Con el rechazo a Europa, Suiza apenas existe ya en el terreno de las instituciones de la Comunidad Europea. La cultura, que vive del intercambio abierto, y que precisamente en el cine ha colaborado mucho con otros Estados europeos a través de coproducciones, se ve obligada a replegarse sobre sí misma. Después del veredicto fatal sobre el espacio económico europeo, Suiza pudo permanecer en el proyecto Eurimages del Consejo Europeo, pero fue inmediatamente excluida de los programas media. Ahora, Suiza tiene que intentar tapar con soluciones transitorias los grandes huecos que se han abierto; las medidas de sustitución que se han tomado le cuestan al país, tan sólo en el terreno cinematográfico, 3,5 millones de francos suizos (367 millones de pesetas) al año. La situación es aún más difícil porque el elevado endeudamiento público hizo que en todos los ámbitos, también el cultural, se recortasen inmediatamente en un 10% los fondos prometidos.

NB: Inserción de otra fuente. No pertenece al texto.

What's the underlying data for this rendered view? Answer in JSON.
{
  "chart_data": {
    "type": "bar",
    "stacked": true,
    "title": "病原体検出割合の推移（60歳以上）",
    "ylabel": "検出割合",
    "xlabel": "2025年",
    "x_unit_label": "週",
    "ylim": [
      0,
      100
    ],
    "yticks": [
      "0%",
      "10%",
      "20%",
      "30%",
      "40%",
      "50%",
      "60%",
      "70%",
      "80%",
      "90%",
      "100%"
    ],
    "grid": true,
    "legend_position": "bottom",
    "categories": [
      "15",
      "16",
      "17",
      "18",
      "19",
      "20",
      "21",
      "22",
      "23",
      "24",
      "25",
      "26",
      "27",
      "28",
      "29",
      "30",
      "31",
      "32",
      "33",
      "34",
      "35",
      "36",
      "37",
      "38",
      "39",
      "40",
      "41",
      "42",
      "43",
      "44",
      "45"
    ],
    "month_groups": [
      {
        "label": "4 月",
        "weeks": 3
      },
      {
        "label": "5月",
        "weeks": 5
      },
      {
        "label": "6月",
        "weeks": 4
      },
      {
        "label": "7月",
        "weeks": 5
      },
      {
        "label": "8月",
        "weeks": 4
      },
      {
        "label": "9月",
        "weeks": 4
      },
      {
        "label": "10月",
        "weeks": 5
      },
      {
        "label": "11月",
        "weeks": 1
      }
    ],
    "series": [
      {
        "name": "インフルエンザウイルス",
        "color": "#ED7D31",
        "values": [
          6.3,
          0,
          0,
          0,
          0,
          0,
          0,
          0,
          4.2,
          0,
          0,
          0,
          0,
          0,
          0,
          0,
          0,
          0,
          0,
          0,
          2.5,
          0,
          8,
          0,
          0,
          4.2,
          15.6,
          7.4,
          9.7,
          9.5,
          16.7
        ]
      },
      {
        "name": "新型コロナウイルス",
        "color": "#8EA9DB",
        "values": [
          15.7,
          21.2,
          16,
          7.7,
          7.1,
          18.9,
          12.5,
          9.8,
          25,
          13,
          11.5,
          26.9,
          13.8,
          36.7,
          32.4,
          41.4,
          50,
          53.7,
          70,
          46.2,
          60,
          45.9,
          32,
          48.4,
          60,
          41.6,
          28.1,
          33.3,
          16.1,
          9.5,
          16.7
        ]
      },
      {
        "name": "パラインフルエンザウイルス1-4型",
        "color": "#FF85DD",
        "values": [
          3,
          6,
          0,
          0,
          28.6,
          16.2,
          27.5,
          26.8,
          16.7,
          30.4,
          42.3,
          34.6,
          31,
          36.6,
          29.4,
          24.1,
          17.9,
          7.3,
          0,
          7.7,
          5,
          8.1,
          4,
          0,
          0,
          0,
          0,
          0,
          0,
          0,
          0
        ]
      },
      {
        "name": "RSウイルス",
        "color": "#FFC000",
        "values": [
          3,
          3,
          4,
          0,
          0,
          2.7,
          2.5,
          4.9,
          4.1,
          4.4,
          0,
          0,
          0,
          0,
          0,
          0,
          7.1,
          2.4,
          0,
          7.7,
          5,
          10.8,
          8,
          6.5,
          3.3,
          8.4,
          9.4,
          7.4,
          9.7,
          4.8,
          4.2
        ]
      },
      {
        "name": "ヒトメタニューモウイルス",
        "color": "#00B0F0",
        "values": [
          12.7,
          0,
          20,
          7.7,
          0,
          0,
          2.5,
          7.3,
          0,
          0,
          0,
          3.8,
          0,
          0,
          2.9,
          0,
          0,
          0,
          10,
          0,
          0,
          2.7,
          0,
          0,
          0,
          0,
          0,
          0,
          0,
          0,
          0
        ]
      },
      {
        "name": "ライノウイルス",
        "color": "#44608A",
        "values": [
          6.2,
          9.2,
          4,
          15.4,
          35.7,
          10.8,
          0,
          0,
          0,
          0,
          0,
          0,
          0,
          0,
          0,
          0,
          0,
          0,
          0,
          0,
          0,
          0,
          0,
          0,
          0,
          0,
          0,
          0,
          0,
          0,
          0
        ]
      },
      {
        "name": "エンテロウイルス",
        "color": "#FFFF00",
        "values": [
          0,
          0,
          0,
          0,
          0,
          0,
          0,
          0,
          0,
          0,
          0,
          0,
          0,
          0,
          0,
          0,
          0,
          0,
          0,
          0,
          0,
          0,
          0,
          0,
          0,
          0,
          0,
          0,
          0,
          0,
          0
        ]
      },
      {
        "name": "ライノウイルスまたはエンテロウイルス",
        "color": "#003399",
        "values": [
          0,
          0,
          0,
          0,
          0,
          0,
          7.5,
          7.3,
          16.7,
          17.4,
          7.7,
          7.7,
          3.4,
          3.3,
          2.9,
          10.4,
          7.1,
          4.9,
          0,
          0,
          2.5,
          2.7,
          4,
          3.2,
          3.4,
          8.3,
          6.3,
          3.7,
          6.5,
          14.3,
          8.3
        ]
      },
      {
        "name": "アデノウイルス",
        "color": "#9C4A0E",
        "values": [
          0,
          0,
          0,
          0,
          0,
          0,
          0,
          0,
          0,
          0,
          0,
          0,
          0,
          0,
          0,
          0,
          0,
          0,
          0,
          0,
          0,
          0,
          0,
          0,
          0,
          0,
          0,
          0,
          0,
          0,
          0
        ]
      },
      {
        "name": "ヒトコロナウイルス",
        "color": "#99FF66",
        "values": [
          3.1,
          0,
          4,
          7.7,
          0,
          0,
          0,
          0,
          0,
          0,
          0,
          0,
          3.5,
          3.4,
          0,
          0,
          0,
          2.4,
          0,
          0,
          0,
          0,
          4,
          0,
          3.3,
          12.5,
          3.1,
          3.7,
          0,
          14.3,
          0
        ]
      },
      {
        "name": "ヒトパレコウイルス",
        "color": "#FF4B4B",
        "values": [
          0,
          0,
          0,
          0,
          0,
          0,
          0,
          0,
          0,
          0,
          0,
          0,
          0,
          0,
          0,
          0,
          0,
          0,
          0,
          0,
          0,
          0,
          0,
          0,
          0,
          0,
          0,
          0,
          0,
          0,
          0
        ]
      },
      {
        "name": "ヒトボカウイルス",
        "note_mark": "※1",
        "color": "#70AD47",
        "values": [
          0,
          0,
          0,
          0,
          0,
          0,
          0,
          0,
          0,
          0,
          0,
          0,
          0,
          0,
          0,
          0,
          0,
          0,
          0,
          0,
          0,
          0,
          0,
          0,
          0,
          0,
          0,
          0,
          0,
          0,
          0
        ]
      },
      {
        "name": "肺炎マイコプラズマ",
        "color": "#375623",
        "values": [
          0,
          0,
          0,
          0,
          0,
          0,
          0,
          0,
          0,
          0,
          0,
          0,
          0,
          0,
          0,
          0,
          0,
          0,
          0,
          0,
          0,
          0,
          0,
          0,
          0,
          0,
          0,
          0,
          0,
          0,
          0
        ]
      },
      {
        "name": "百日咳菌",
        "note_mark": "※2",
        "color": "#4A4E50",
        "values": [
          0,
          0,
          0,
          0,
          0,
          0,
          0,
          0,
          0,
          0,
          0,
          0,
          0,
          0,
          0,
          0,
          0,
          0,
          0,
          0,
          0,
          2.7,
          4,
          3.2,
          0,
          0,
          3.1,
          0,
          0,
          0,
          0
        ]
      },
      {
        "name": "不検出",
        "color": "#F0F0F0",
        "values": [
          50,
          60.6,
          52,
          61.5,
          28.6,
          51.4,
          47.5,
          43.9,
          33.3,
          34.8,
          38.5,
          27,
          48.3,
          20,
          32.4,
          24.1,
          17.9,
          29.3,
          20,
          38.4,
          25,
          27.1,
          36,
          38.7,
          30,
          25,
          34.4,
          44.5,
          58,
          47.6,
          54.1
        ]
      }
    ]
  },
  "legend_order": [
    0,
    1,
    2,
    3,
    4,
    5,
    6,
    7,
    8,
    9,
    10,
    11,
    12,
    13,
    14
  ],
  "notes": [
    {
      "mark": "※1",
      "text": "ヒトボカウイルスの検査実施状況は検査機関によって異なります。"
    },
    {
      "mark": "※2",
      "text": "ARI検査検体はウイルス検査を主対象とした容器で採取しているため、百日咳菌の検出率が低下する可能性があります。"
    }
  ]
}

En el terreno de la cultura, los políticos no protegen los valores propios (salvo los monumentos histórico-artísticos). Cuando el año pasado se rodó el pequeño documental Arracher les masques sobre el belicoso político ginebrino Jean Ziegler y el Estado aportó una cantidad modesta en el marco de sus medidas de fomento, la consecuencia fue que la derecha puso en cuestión el principio mismo de los créditos cinematográficos y logró una reducción de un millón de francos suizos (105 millones de pesetas). Con ello, en 1.995, sólo quedaban 11 millones (1.155 millones de pesetas) para fomentar una creación cinematográfica propia. En comparacion a la elaboración de queso se le dedican 473 millones (49.665 millones, de pesetas).